O preço das coisas sem preço



António Ramos Rosa, poeta, nascido em Faro, em 1924, é um dos nomes grandes da língua portuguesa. Urbano Tavares Rodrigues, escritor, nascido em Lisboa, em 1923, é outro. Ambos já ultrapassaram os oitenta anos, mas, felizmente, ambos estão vivos. Descobri, agora, que em 1961 António Ramos Rosa publicou o livro «Sobre o Rosto da Terra» e ofereceu um exemplar a Urbano Tavares Rodrigues, no qual apôs a seguinte dedicatória: "A Urbano Tavares Rodrigues, com um abraço de sincera estima e viva admiração". Uns tempos depois, mais precisamente em 1964, voltou a publicar, desta vez o livro com o título «Terrear», que dedicou a Urbano Tavares Rodrigues, e do qual lhe ofereceu um exemplar, no qual manuscreveu, em aditamento à dedicatória, "a quem devo este livro, com a maior admiração e um grande abraço do António Ramos Rosa".  Como é que eu sei tudo isto? Simples: descobri aqui que ambos os exemplares estão à venda, o primeiro por quinhentos euros e o segundo por setecentos e cinquenta.
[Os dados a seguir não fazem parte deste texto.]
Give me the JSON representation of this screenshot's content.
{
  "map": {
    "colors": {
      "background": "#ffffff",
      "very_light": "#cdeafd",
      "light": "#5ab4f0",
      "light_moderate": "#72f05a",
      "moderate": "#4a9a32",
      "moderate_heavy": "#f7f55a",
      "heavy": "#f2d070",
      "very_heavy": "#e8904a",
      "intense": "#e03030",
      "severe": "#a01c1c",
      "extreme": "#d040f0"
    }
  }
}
Não faço ideia como nem por que razão estes livros raros  foram parar ao mercado, mas sejam quais forem as razões, é triste, para quem observa de fora, ver uma amizade entre dois homens, que são duas referências na cultura portuguesa, exposta desta maneira aos olhos de todos e com preço... 

A beleza dos justos


No Público do passado sábado, dia 6, no caderno comemorativo dos vinte anos daquele jornal, o professor José Mattoso escreveu: «O que a vida me tem ensinado é que existem mais "justos" neste mundo do que se pode saber através dos jornais. Há muitas formas de santidade oculta, nem que seja por meio do sofrimento assumido, do apaziguamento, da noção do dever. A religião católica aliada ao individualismo atrofiou o conceito de "justo". A história do Genesis propõe que se creia no efeito da acção do "justo" sobre a comunidade a que pertence em virtude do princípio da solidariedade. Os justos são a porção viva e sã, mas escondida, da comunidade a que pertencem. Garantem a sua capacidade de regeneração. O fundamento da esperança no futuro é o reconhecimento dos "justos" que nos rodeiam, seja qual for o meio em que vivem e o apoio que somos capazes de lhes dar na sua luta pela "justiça". Talvez isso sirva de antídoto contra a desilusão que nos causam os poderosos da finança, da política ou do espectáculo.» Vem isto a propósito de há pouco ter encontrado aqui a fotografia de Irena Sendler, polaca, falecida em 12.05.2008 com 98 anos. Sendler, que viveu em Varsóvia durante a II Grande Guerra Mundial, conseguiu retirar, do gueto que os nazis aí construíram, duas mil e quinhentas crianças judias, feito que lhe valeu, em 1965, a atribuição do título "Justo Entre as Nações", pelo memorial israelita Yad Vashem, mas, ao que parece, insuficiente para, em 2007, lhe ser atribuído o prémio Nobel, que acabou por distinguir o ex vice presidente americano Al Gore. No dia em que o calendário oficial manda lembrar as mulheres e os jornais estão repletos de imagens delas, com doses industriais de «glamour», a verdade é que a minha atenção ficou presa ao deslumbrante sorriso desta anciã, capaz de fazer inveja a todas as Monas Lisas deste mundo.